As we have mentioned before, both of us take an L-cysteine supplement called Root Food™ (both for its glutathione-synthesis supporting effects and because large amounts of cysteine are required for hair synthesis). We are very happy to learn of this important effect of L-cysteine in helping limit the oxidative stress that increases fat synthesis in the liver. Cysteine is also a limiting nutrient for the liver synthesis of metallothionines, molecules which help to detoxify and excrete heavy metals, many of which are free radical catalyst pro-oxidants.

Another study4 reported that mice fed with a diet containing fish oils at a level of 10% of energy intake had levels of SREBP-1 protein decreased by 50% (compared to controls) with concomitant reductions of lipogenic enzymes. “These data suggest that physiological doses of fish oil feeding effectively decrease expression of liver lipogenic enzymes by inhibiting SREBP-1 proteolytic cascade . . .”4

References
1. Sekiya et al. SREBP-1-independent regulation of lipogenic gene expression in adipocytes. J Lipid Res 48:1581-91 (2007).

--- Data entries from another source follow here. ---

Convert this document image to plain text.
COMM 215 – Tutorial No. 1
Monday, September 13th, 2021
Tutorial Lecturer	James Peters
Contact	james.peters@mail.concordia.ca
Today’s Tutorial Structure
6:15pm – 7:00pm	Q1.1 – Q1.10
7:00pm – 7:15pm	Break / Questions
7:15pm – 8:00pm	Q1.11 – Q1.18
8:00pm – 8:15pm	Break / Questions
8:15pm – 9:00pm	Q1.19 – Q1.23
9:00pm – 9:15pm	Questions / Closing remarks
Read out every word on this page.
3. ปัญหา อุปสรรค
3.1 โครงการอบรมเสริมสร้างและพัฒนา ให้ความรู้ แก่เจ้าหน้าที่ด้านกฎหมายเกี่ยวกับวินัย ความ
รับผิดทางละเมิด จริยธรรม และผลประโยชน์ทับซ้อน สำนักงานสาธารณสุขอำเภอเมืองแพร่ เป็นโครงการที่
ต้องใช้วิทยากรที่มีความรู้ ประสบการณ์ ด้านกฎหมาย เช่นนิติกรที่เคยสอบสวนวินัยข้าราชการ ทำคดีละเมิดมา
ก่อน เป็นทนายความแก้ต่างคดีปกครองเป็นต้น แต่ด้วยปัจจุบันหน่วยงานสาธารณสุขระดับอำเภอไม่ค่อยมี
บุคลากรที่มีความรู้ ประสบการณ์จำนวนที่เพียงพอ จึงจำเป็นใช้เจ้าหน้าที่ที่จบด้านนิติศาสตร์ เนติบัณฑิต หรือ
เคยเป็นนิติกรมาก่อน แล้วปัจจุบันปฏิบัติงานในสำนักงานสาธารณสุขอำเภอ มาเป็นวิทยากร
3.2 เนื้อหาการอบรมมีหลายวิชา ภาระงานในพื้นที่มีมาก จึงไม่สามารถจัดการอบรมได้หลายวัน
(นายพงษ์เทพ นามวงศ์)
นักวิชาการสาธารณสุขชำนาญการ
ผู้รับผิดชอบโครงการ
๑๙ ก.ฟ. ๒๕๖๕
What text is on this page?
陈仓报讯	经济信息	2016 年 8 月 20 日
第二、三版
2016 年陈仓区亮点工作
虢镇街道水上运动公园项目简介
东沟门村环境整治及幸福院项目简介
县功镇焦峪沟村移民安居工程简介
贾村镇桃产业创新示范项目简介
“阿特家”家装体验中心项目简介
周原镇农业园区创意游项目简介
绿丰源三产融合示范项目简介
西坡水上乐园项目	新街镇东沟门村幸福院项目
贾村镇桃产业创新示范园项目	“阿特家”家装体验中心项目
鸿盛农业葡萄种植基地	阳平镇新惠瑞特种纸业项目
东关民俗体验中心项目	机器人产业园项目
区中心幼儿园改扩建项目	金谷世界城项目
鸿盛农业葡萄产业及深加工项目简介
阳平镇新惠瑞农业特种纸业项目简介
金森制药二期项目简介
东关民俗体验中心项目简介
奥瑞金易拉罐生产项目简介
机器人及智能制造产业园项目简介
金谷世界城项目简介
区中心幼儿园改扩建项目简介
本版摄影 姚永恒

2. Bettzieche et al. L-cysteine down-regulates SREBP-1c-regulated lipogenic enzymes expression via glutathione in HepG2 cells. Ann Nutr Metab 52:196-203 (2008).
3. Sekiya et al. Oxidative stress induced lipid accumulation via SREBP1c activation in HepG2 cells,” Biochem Biophys Res Commun 375:602-7 (2008).
3a. Berniakovich et al. p66Shc-generated oxidative signal promotes fat accumulation. J Biol Chem 283(49):34283-93 (2008).
4. Nakatani et al. A low fish oil inhibits SREBP-1 proteolytic cascade, while a high fish oil feeding decreases SREBP-1 mRNA in mice liver: relationship to anti-obesity. J Lipid Res 44:369-79 (2003).